In it, he discusses price stability, approaching it as a discussion of whether we face a greater threat from inflation (a general rise in prices) or deflation (a general fall in prices). He cites two eminent economists: Alan Meltzer who believes inflation is the greater threat, and Paul Krugman who sees deflation as more likely. If we judge from recent actions of the Federal Reserve, they're lining up with Dr. Krugman. But we'll find out more on June 23 when the Federal Open Market Committee (FOMC) concludes its next meeting. The current Summary of Current Economic Conditions (Beige Book) certainly doesn't seem to presage an inflation problem.
But Samuelson's article has value beyond the discussion. In it, he refers fleetingly to the role of consumer expectations. This idea is important. Essentially, this means that whether the nation experiences inflation or deflation depends partly on what we expect as participants. For these expectations will likely influence our actions. If we expect inflation, we likely will start acting in ways that will help inflation along - spending rather than saving to avoid price increases for example. If we expect deflation, we will like go the other way - holding back on spending out of fear of a slower economy which would only slow things further.
But Samuelson goes on to make a more important point. And that point has to do with the structure of the Fed. Mr. Bernanke's term as Chairman of the Board of Governors ends in January. And Chairman Bernanke is on record that the Fed has pledged to preempt high inflation. That pledge is highly valued because it is based on the credibility of his predecessors, Paul Volcker and Alan Greenspan, as inflation fighters, and stretches back more than 25 years. Samuelson points out that nominating Bernanke for a second term as Chairman could do much to eliminate uncertainty and could offer some sense of commitment to price stability to all participants in the economy.
What are your thoughts? Do you discuss the role of expectations with your students? And do you think the Fed's leadership has any impact on expectations? I know the school year is about over, but hopefully we can continue discussions, and help you get some ideas for next fall. I look forward to your thoughts.
One of this blog's regular readers pointed out two additional items for consideration. The first is this opinion piece by Arthur Laffer from today's edition of The Wall Street Journal. Laffer falls squarely in the more inflation camp.

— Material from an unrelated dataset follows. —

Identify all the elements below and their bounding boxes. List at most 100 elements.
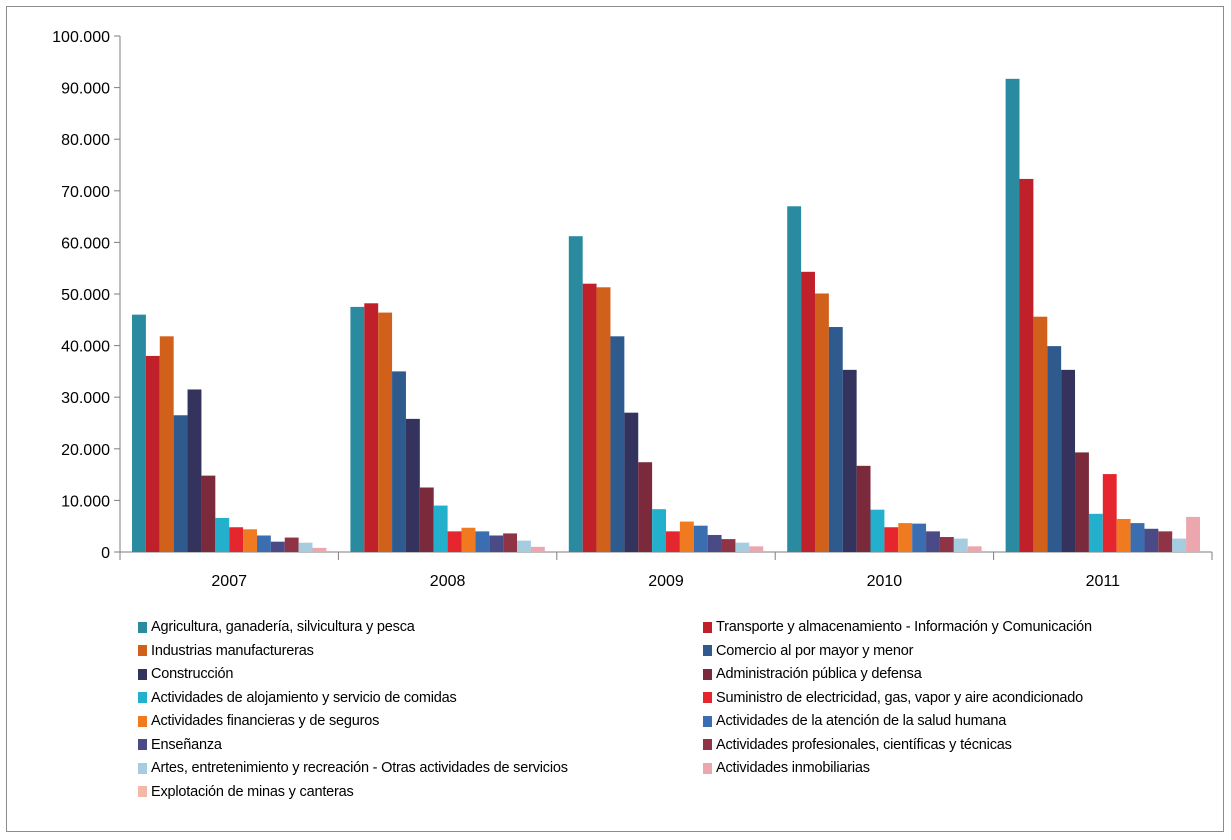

The second is this speech by Jeffrey Lacker, President of the Federal Reserve Bank of Richmond before the North Carolina Senate Appropriations Committee. President Lacker is an inflation hawk, and although that might cause you to place him in the same camp with Laffer and Meltzer, take a look at the final few paragraphs of his speech where he addresses inflation. He evidently doesn't fall into the inflation or deflation camp at the moment, expressing confidence that consumer expectations are firmly anchored at the moment.
This post references the following Keystone Economic Principles:
4. Economic systems influence choices.
5. Incentives produce "predictable" responses.
7. Economic thinking is marginal thinking.
9. Prices are determined by the market forces of supply and demand… and are constantly changing.